Thursday, July 26, 2007

Baltimore Schools Labeled "Persistently Dangerous"

Maryland state school officials named five Baltimor schools as persistently dangerous under the No Child Left Behind Act. Some community leaders don't like the desingation:
A few state school board members expressed concern before the vote that the designation puts a harsh label not only on a school but its community. The federal government allows states to define a dangerous school - and Maryland has one of the broadest descriptions in the nation.

"I think this part of [the No Child Left Behind law] is a real problem because of the difficulty it creates for a local community," said Blair G. Ewing, a new member of the board from Montgomery County. He said the federal education law applies a pejorative term to describe a school without offering any assistance in resolving the problem.

"This labeling of schools doesn't fix anything," said Dunbar Brooks, the new board president.
According to the Maryland definition, which NCLB allows the state to define dangerous,
For a school to get on the list, 2 1/2 percent of its student body must have been suspended for arson, possessing a weapon or drugs, assaulting a teacher or other student, or sexual assault.

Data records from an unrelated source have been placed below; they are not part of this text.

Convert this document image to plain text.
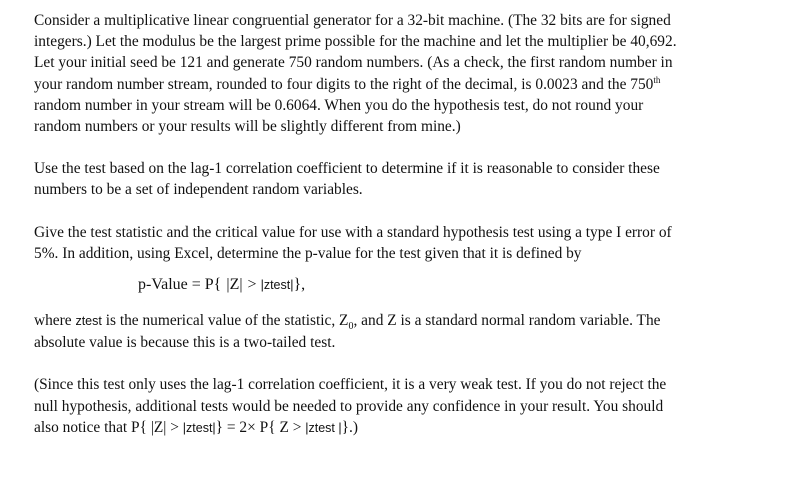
Consider a multiplicative linear congruential generator for a 32-bit machine. (The 32 bits are for signed
integers.) Let the modulus be the largest prime possible for the machine and let the multiplier be 40,692.
Let your initial seed be 121 and generate 750 random numbers. (As a check, the first random number in
your random number stream, rounded to four digits to the right of the decimal, is 0.0023 and the 750th
random number in your stream will be 0.6064. When you do the hypothesis test, do not round your
random numbers or your results will be slightly different from mine.)

Use the test based on the lag-1 correlation coefficient to determine if it is reasonable to consider these
numbers to be a set of independent random variables.

Give the test statistic and the critical value for use with a standard hypothesis test using a type I error of
5%. In addition, using Excel, determine the p-value for the test given that it is defined by

p-Value = P{ |Z| > |ztest|},

where ztest is the numerical value of the statistic, $Z_0$, and Z is a standard normal random variable. The
absolute value is because this is a two-tailed test.

(Since this test only uses the lag-1 correlation coefficient, it is a very weak test. If you do not reject the
null hypothesis, additional tests would be needed to provide any confidence in your result. You should
also notice that P{ |Z| > |ztest|} = 2× P{ Z > |ztest |}.)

The number of incidents at the five schools varied from as many as 21 to as few as six. Walbrook had 10 incidents last year that were counted under the persistently dangerous category. They were six drug offenses, an assault on an adult and three attacks on students, city officials said.

At Thurgood Marshall Middle School, there were six incidents; five involved weapons other than a gun. The sixth was listed only as an attack on a student.
Let's say your local Maryland school has a student body of 1000 kids. To get to the level of 2.5 percent, that means 25 kids have to be suspended for felonious behavior--and everything on the list is a felony. These felonies have to be committed on school grounds. In a 36 week, school year, 25 felonies in one school means a crime is commited on average every 7.2 school days.

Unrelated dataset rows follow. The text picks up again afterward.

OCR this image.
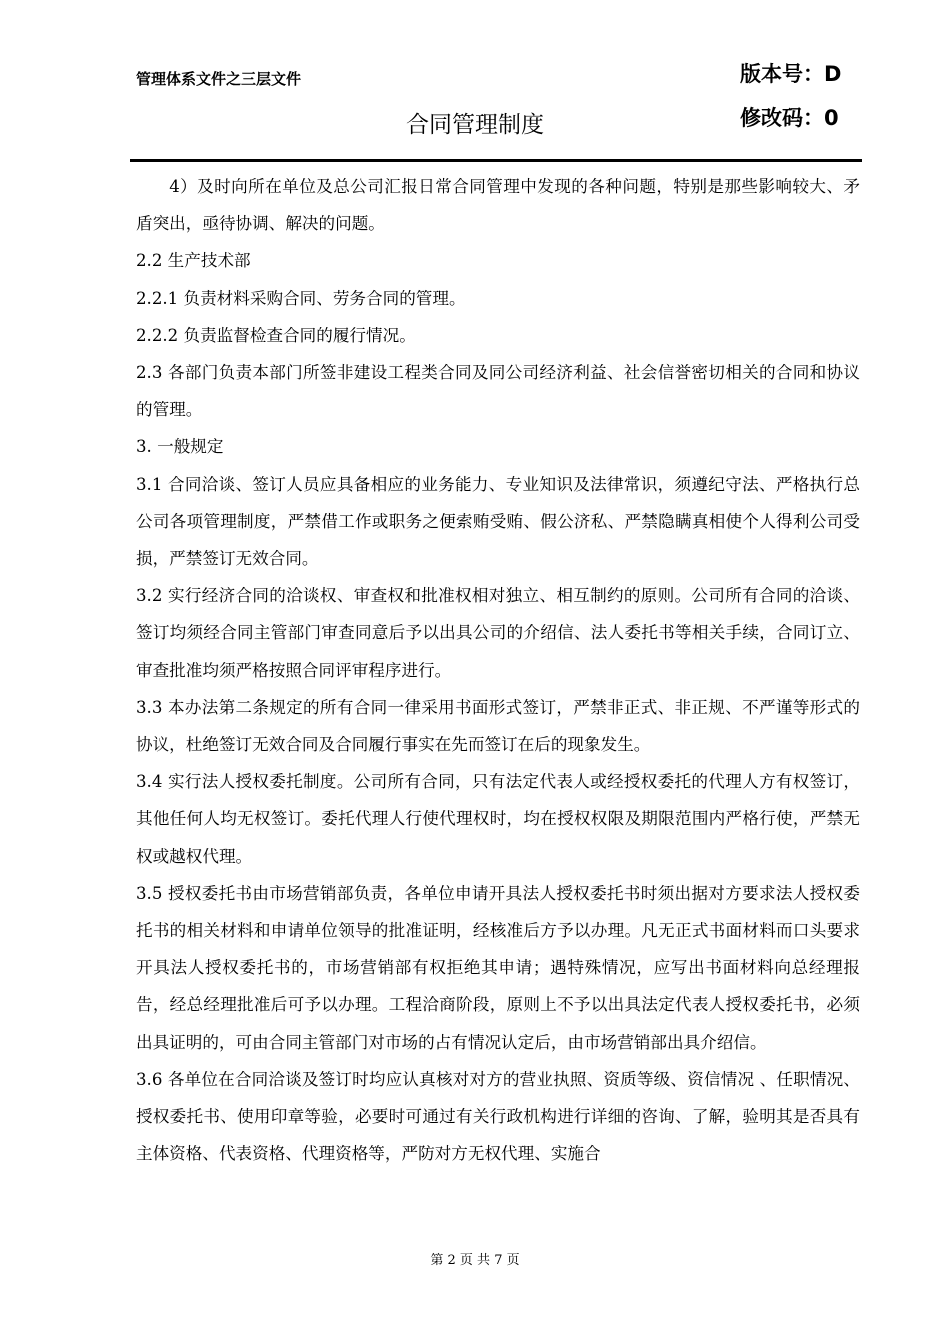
管理体系文件之三层文件
合同管理制度
版本号：D
修改码：0

4）及时向所在单位及总公司汇报日常合同管理中发现的各种问题，特别是那些影响较大、矛盾突出，亟待协调、解决的问题。

2.2 生产技术部

2.2.1 负责材料采购合同、劳务合同的管理。

2.2.2 负责监督检查合同的履行情况。

2.3 各部门负责本部门所签非建设工程类合同及同公司经济利益、社会信誉密切相关的合同和协议的管理。

3. 一般规定

3.1 合同洽谈、签订人员应具备相应的业务能力、专业知识及法律常识，须遵纪守法、严格执行总公司各项管理制度，严禁借工作或职务之便索贿受贿、假公济私、严禁隐瞒真相使个人得利公司受损，严禁签订无效合同。

3.2 实行经济合同的洽谈权、审查权和批准权相对独立、相互制约的原则。公司所有合同的洽谈、签订均须经合同主管部门审查同意后予以出具公司的介绍信、法人委托书等相关手续，合同订立、审查批准均须严格按照合同评审程序进行。

3.3 本办法第二条规定的所有合同一律采用书面形式签订，严禁非正式、非正规、不严谨等形式的协议，杜绝签订无效合同及合同履行事实在先而签订在后的现象发生。

3.4 实行法人授权委托制度。公司所有合同，只有法定代表人或经授权委托的代理人方有权签订，其他任何人均无权签订。委托代理人行使代理权时，均在授权权限及期限范围内严格行使，严禁无权或越权代理。

3.5 授权委托书由市场营销部负责，各单位申请开具法人授权委托书时须出据对方要求法人授权委托书的相关材料和申请单位领导的批准证明，经核准后方予以办理。凡无正式书面材料而口头要求开具法人授权委托书的，市场营销部有权拒绝其申请；遇特殊情况，应写出书面材料向总经理报告，经总经理批准后可予以办理。工程洽商阶段，原则上不予以出具法定代表人授权委托书，必须出具证明的，可由合同主管部门对市场的占有情况认定后，由市场营销部出具介绍信。

3.6 各单位在合同洽谈及签订时均应认真核对对方的营业执照、资质等级、资信情况 、任职情况、授权委托书、使用印章等验，必要时可通过有关行政机构进行详细的咨询、了解，验明其是否具有主体资格、代表资格、代理资格等，严防对方无权代理、实施合

第 2 页 共 7 页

Yes that is persistently dangerous and no student and no teacher should have to work in such conditions.

As for the negative connotation associated with the label, big deal. Baltimore has a crime problem, an acknowledged crime problem. The whole city suffers under the notion that it is "persistenly dangerous." Solve the crime problem and you solve the problem of crime at schools. We are not talking about the self-esteem of kids, we are talking about their physical safety and no matter what the condition of the neighborhood may be, schools should be the one safe place in these kids lives. If it takes a negative label to effect change, then so be it.